El círculo, la línea y el tórculo

Marcelino Cuevas. Diario de León / Llegar a la síntesis absoluta. Convertir un paisaje inventado en unas líneas geométricas básicas. Vivir intensamente en el minimalismo con gran economía de colores y formas. Y a pesar de ello, lograr unas obras artísticas que sorprenden y emocionan, no es precisamente sencillo. El artista madrileño Rafael R. de Rivera con sus Paisajes geométricos, que presenta en la galería Espacio E, lo consigue.

Rojos, negros y grises son los protagonistas cromáticos de las pinturas y papeles que muestra Rafael R. Rivera. «Para llegar a estas digamos conclusiones plásticas he realizado un largo recorrido a través de muchos años de oficio como grabador. He intentado mezclar el collage, la pintura y las técnicas de estampación para conseguir un trabajo que contenga todos estos elementos sin que el espectador llegue a percibir esta complejidad inherente en las obras. En mi trabajo conservo muchas influencias, pero especialmente la del Grupo El Paso, que representan una de las mejores muestras del arte en la segunda mitad del pasado siglo».

El mundo del grabado ha sido desde su nacimiento objeto de polémica, unos lo consideran en la primera división del arte y otros no tanto, pero sin duda es una forma enormemente válida para acercar el arte al gran público. «Pienso —dice el artista— que es una técnica muy importante. Es una pena que no se le otorgue la atención que merece, lo que ha llevado a que se esté perdiendo poco a poco una parte importante del oficio».

Valores y calidades

Rivera entiende el grabado, «su grabado» de una forma diferente. No trata de hacer obra seriada, de imprimir varios ejemplares de cada dibujo. Su trabajo como grabador en los papeles que muestra en Espacio E es el de emplear los troqueles, las presiones del tórculo, las planchas, para añadir valores y calidades a la obra, obras que en este caso son siempre rigurosamente únicas.

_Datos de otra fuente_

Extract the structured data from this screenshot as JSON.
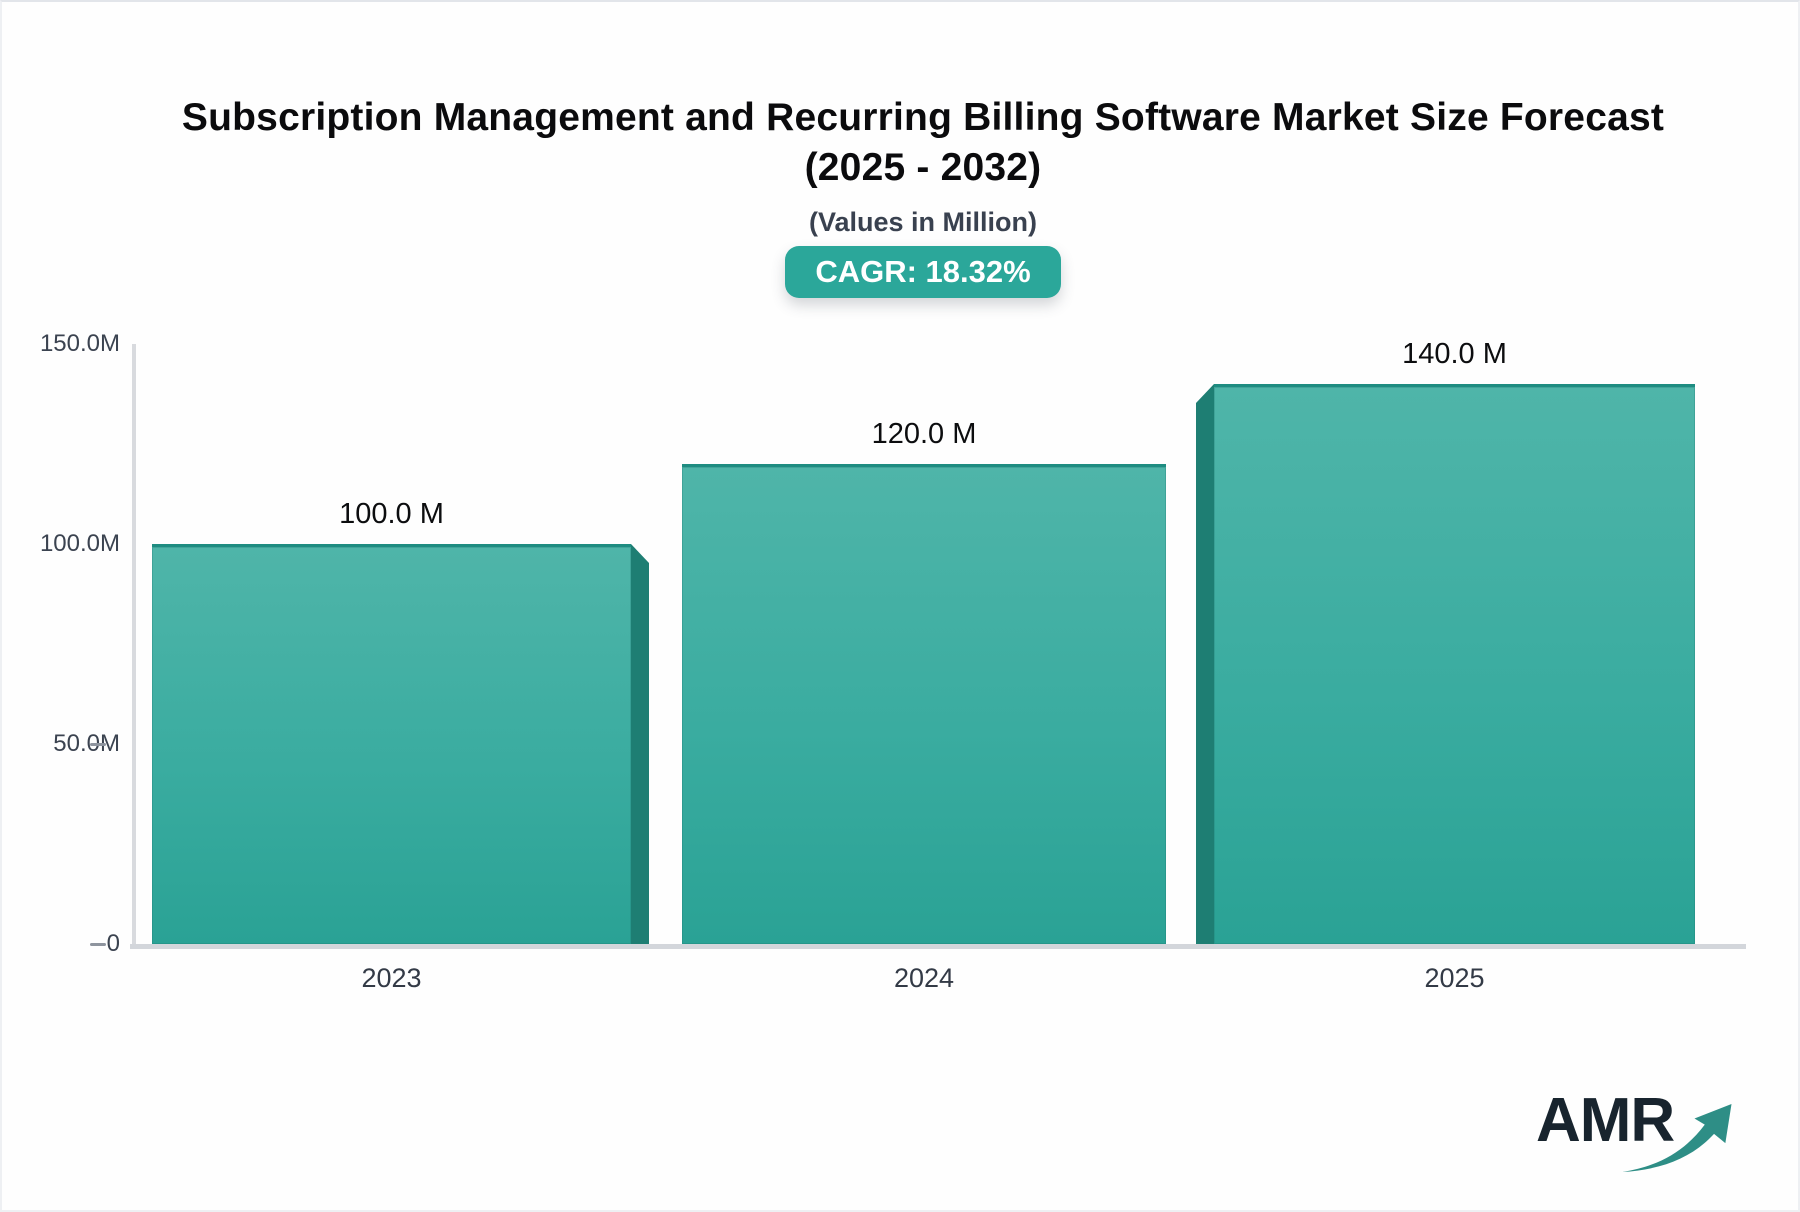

Otro dato importante de estos Paisajes geométricos es la economía de color. «Yo creo que dentro de cada uno de esos colores hay muchos matices y hay tonalidades ocultas. He reducido mucho la paleta, quizá influido por la pintura de El Paso, que contenía muchos blancos y rojos que calentaban el cuadro. En esa síntesis podemos encontrarnos con la realidad de la pintura española de siempre, con colores muy pardos, con algo de luminosidad pero también muy apagada en algunos aspectos».

En la muestra hay solamente una gran pintura, con mucho de matérica, y una importante serie de papeles. «Yo soy un enamorado del papel, me parece que es un lujo poder trabajar con él, sobre todo hoy en día con la gran cantidad de papeles llegados de todas las partes del mundo con los que podemos trabajar».